The Red Cross is unable to "cope" with the increasingly deteriorating humanitarian situation in Syria, Peter Maurer, president of the International Committee of the Red Cross, said in Geneva, Switzerland, Thursday.

"The seriousness of the crisis is deepening every day and this trend has been uninterrupted since the summer," he said. "There are a number of blind spots where we know no aid has reached the population."

Aid workers have to contend with a complex situation and obstacles on the ground that include security threats and military or bureaucratic restrictions on access, ICRC spokeswoman Carla Haddad Mardini said.

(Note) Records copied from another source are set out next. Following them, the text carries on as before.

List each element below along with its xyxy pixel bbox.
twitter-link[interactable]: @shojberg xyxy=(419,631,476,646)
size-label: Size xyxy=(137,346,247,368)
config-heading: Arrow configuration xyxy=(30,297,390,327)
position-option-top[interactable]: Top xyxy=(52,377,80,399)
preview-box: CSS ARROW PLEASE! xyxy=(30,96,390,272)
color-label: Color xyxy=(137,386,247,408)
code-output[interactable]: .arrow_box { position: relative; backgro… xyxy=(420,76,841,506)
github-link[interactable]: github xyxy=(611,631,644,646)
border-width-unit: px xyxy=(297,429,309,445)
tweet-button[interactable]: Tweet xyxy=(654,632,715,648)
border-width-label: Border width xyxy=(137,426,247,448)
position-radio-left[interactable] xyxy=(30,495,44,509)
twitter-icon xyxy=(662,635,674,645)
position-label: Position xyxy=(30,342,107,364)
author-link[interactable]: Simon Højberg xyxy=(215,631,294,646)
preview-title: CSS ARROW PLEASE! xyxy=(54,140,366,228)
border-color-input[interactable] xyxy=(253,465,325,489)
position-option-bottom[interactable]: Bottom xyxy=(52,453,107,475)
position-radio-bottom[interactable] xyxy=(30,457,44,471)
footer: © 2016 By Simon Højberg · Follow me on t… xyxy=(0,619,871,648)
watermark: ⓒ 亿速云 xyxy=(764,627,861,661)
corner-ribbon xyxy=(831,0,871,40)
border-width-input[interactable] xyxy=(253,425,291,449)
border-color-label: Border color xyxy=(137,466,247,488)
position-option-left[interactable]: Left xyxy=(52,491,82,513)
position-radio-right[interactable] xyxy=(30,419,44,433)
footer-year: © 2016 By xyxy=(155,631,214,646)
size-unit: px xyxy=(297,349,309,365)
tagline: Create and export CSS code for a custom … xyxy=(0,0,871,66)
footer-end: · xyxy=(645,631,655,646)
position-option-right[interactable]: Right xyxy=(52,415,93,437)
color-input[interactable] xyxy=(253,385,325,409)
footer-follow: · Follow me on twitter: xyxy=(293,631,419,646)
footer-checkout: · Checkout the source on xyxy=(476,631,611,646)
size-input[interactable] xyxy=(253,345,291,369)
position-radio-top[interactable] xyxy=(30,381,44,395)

"We try to fill the cracks which open, and whenever we have an opportunity to deliver aid, we go ahead," Maurer said.

At least 64 people have died in Syria so far Thursday, according to the Local Coordination Committees, an opposition activist network. Of those, 22 were killed in Damascus and its suburbs, the LCC said.

A car bomb exploded in Sayda Zainab, a neighborhood in the Damascus countryside, according to the Syrian Observatory for Human Rights, a London-based opposition group. There was no immediate information on how many people were killed. Saida Zaynab is home to a historic Shia shrine that draws thousands of pilgrims every year.

Fighting between loyalist Syrian forces and fighters from the Free Syrian Army also raged along Syria's border with Turkey, leading Turkish authorities to close schools in the border town of Ceylanpinar.

The Syrian Observatory for Human Rights also said at least 10 rebels and 16 Syrian troops were killed on the Syrian side of the border, in Hasaka province. Some rebels entered Syria from Turkey and engaged the Syrian army in clashes, the group said.

At the same time, Turkish President Abdullah Gul said his country was drawing up contingency plans with the NATO military alliance to fortify its border with Syria.

Gul told reporters Thursday that because of the ongoing civil war in Syria and its possible repercussions for NATO member Turkey, every measure was being considered to counter the risks. Turkish and international media have reported in recent days those options include the installation of Patriot missiles along the border, something Prime Minister Recep Tayyip Erdogan denied Wednesday.

Several stray mortar rounds and a tank shell landed Thursday in the Golan Heights -- captured by the Jewish state from Syria in the 1967 Six-Day War -- as a result of fighting inside Syria, according to the Israeli military.

One of the shells landed in the Israeli settlement of Alonei HaBashan, but there were no reports of damage or injuries, the Israeli military said.